Reported to be the first Thai musical in 50 years, The Christmas Dream is directed by Englishman Paul Spurrier, and is an intriguing blend of new and old: a modern Oliver Twist that progresses from the country’s northern hills to Bangkok, with old-school Technicolor trappings and emotionally lush showstoppers aplenty (written by Spurrier and set to an orchestral score by Mickey Wongsathapornpat).
With a Michelle Yeoh-like resoluteness but half her size, Amata Masmalai plays 10-year-old schoolgirl Lek, who is forced to flee after her abusive stepfather Nin (Only God Forgives’ Vithaya Pansringarm) fatally beats her mother (Chomphupak Poonpol). Hitting the road with her one-legged doll Bella for company, Lek has only a strong moral compass to guide her to the new home she is promised by her mum’s ghost. A number of picaresque companions put it to the test, including a spoiled rich girl (Kathaya Chongprasith) desperate for a friend and a quack doctor (Adam Kaokept) hawking dodgy cure-alls.

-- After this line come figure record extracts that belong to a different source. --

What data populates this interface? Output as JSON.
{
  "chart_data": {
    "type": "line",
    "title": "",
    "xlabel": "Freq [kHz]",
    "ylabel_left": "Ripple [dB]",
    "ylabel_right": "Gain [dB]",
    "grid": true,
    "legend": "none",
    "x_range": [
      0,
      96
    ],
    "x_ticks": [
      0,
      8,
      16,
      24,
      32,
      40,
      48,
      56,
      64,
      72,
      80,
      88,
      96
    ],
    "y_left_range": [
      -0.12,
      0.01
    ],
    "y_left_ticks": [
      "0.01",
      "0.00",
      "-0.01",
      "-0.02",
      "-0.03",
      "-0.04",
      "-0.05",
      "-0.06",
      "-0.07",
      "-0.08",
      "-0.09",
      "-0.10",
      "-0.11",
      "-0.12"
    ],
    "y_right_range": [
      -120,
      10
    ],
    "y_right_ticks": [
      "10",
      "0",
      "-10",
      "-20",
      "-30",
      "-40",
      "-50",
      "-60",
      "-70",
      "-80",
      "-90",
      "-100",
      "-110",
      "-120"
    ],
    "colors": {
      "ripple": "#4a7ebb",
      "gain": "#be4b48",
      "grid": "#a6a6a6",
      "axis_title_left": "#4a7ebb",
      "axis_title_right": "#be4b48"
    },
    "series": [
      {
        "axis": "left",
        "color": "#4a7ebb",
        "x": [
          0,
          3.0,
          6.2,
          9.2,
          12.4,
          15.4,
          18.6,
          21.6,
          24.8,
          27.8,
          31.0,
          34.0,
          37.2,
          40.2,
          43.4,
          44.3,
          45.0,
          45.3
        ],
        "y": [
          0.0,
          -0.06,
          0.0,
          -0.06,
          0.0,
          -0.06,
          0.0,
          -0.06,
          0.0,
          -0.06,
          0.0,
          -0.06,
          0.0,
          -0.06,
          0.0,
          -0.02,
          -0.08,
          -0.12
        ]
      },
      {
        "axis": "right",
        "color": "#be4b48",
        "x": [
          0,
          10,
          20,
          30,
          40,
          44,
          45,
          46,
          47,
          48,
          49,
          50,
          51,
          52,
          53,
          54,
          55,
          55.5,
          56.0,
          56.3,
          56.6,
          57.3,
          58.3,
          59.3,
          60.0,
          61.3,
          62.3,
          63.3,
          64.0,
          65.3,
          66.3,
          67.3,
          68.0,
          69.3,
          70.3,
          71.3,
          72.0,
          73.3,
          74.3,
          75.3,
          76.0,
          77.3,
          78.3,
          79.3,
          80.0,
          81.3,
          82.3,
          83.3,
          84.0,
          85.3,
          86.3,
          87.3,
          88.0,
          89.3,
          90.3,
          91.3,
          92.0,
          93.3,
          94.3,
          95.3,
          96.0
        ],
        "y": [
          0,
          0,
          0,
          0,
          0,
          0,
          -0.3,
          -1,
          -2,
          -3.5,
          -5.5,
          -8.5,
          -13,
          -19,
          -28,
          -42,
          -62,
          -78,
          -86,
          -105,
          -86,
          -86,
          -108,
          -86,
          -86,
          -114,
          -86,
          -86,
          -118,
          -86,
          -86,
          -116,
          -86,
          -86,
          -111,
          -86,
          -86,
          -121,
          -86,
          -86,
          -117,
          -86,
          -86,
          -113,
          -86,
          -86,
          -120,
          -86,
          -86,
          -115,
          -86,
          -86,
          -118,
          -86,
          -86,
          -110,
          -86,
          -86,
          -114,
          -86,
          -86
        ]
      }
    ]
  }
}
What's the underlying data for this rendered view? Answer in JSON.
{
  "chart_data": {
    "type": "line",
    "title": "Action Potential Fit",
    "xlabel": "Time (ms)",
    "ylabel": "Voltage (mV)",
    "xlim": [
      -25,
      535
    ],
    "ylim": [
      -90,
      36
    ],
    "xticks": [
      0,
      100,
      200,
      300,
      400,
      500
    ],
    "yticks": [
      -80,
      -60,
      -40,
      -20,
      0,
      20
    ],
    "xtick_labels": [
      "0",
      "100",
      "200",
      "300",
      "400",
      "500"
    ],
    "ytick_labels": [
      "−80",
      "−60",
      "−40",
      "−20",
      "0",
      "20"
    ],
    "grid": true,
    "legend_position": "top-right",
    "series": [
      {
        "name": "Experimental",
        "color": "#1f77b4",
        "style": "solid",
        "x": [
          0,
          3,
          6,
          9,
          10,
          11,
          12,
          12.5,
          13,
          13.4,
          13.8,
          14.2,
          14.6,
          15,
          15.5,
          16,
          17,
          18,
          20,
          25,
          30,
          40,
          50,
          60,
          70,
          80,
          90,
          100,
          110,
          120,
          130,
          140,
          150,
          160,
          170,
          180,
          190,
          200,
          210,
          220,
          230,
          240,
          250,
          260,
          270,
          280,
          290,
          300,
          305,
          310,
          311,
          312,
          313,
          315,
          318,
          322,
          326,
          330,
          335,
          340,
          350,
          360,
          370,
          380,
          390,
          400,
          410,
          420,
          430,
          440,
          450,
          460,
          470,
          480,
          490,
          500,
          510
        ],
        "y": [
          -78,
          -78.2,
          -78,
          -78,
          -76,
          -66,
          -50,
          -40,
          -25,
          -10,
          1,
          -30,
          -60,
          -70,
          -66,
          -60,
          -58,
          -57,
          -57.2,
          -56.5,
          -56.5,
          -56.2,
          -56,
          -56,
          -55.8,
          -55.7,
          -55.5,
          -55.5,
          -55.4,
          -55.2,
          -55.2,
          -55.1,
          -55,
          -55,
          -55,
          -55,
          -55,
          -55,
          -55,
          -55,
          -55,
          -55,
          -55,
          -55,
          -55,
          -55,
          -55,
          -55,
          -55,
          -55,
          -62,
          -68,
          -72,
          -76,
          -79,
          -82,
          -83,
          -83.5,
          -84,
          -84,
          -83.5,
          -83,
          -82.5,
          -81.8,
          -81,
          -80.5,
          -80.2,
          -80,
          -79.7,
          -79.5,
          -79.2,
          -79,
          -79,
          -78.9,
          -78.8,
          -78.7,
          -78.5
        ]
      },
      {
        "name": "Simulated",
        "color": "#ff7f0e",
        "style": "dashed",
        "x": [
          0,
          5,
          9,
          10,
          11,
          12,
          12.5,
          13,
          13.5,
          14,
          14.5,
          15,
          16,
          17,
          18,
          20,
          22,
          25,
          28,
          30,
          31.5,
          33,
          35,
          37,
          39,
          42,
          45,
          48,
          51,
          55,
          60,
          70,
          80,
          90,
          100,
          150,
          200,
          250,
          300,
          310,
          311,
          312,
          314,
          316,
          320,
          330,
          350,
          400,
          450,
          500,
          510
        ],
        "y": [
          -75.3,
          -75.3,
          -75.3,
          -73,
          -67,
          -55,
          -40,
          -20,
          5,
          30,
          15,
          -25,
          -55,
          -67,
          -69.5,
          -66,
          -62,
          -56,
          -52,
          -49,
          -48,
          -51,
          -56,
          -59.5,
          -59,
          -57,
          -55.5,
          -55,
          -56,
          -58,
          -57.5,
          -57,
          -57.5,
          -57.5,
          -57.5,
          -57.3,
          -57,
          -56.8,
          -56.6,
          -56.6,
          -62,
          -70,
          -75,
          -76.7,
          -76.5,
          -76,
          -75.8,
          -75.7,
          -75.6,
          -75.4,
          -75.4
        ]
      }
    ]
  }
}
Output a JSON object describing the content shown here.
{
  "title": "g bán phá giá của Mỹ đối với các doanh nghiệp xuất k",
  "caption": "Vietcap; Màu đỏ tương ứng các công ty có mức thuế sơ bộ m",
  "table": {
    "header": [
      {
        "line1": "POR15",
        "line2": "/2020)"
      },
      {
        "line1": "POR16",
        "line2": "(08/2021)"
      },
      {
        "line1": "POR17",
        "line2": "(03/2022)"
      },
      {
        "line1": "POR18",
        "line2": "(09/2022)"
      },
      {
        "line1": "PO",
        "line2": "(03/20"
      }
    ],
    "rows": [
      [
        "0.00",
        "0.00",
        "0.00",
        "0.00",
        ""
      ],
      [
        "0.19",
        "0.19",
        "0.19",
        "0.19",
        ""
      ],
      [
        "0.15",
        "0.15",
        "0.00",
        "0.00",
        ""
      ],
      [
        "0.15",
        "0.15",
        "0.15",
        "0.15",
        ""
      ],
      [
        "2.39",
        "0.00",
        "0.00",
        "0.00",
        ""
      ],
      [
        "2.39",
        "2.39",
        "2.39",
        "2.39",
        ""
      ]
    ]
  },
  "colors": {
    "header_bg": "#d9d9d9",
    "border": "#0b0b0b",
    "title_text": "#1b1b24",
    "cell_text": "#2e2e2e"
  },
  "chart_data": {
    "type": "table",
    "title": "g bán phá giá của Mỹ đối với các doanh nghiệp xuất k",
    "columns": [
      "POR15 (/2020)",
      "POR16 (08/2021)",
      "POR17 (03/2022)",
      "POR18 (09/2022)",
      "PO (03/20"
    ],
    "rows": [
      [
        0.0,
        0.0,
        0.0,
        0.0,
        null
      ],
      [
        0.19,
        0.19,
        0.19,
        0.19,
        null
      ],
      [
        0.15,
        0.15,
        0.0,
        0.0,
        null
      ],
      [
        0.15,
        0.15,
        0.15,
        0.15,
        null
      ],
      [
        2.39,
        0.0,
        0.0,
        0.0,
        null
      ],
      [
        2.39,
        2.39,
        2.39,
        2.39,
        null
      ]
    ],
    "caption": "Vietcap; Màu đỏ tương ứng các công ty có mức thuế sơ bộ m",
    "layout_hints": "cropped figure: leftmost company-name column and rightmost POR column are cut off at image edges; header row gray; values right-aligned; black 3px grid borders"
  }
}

Spurrier’s love of the musical genre is plain to see – or, rather, resplendent, with the early rural scenes in particular bottling The Sound of Music’s ruddy glow. The choreography often has a quickstep visual snap, the standout number breaking out on the financial industry campus that is Lek’s introduction to the Bangkok rat race. With business hotshots cartwheeling in and out of a great clockwork cortege, it’s the one moment where The Christmas Dream touches on the abstraction and sophistication of golden-age musicals.
Though lushly orchestrated, much of the music is too anodyne musically and lyrically. Rather than studding the drama at key moments, Spurrier douses the film with it, overcompensating for a weak storyline. Only at the beginning and end – with Lek’s mother’s death and when her spirits flag in Bangkok – is there substantial adversity to offset an overly straightforward and saccharine journey. The glimmers of mild class satire, when Lek has a stroke of good fortune that has greedy villagers crawling all over her, will hardly cut it for older audiences; young children might buy the general optimism, but the exotic setting can’t disguise the underlying blandness.
• The Christmas Dream is on Prime Video from 18 December.